To get our libraries (like sqlx) to play nice with our code, we need to display our struct field tags at all times:

type Product struct { SKU string `db:"sku"` // It's like giving directions to a stranger Name string `db:"name"` // Left at the red building, right at the big tree... Price float64 `db:"price"` // Just follow the tags InStock bool `db:"in_stock"` // And voila! You've reached your destination // Keep on driving... }

In sqlx, these tags behave like middlemen, clarifying column-to-field relationships for the library, resulting in a much smoother mapping journey.

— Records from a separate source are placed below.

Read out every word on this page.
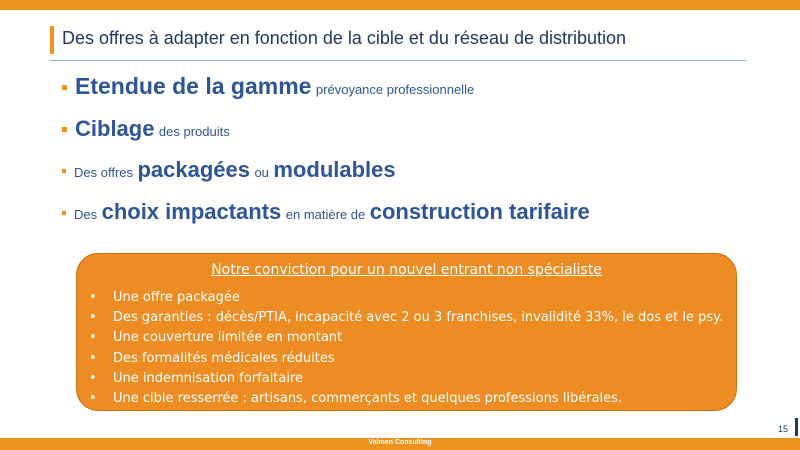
Des offres à adapter en fonction de la cible et du réseau de distribution
Etendue de la gamme prévoyance professionnelle
Ciblage des produits
Des offres packagées ou modulables
Des choix impactants en matière de construction tarifaire
Notre conviction pour un nouvel entrant non spécialiste
• Une offre packagée
• Des garanties : décès/PTIA, incapacité avec 2 ou 3 franchises, invalidité 33%, le dos et le psy.
• Une couverture limitée en montant
• Des formalités médicales réduites
• Une indemnisation forfaitaire
• Une cible resserrée : artisans, commerçants et quelques professions libérales.
15
Valmen Consulting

Handling sneaky null values

Database rows sometimes can't avoid a bout of NULL-itis. Yet, Go does a clean sweep and doesn't allow nulls for basic types. To tackle these, turn to sql.NullString, sql.NullInt64, sql.NullBool (and so on):

type NullableProfile struct { Bio sql.NullString `db:"bio"` Age sql.NullInt64 `db:"age"` // Keep adding fields like there's no tomorrow }

They raise the Valid flag in their methods so we can verify field content before we even think of using their values.

Absolute power of named parameters

With sqlx on your team, you'll find yourself with the ability to harness named parameters. This will without a doubt elevate your code readability and maintain a sweet spot of logical consistency:

query := `SELECT * FROM users WHERE id = :id` // Notice the ":" before "id" namedParams := map[string]interface{}{"id": userID} err := db.NamedQuery(&user, query, namedParams) // Errors are part and parcel. Ready your error handling techniques

Going to the market: Multiple row fetching

When you're tasked with bringing home multiple rows, you'll find yourself in a loop. Alongside the Select method, a slice of structs is sure to lend a helping hand:

var users []User err := db.Select(&users, "SELECT * FROM users") // Handle error like a champ

Bid adieu to manual scanning

If we're stuck with the database/sql package purely, we might have to bow to manual scanning. To avoid this chore, consider switching to friendlier libraries like scany:

import "github.com/georgysavva/scany/sqlscan" var user User err := sqlscan.Get(context.Background(), db, &user, "SELECT * FROM users WHERE id = ?", userID) // Got the error-handling reflexes activated yet?

Database compatibility: Your new best friend

When mapping rows to structs, have your Go-to compatibility guidebook at the ready. The standard Scan method says yea to most types, but custom database types may require slightly more sophisticated scanning strategies.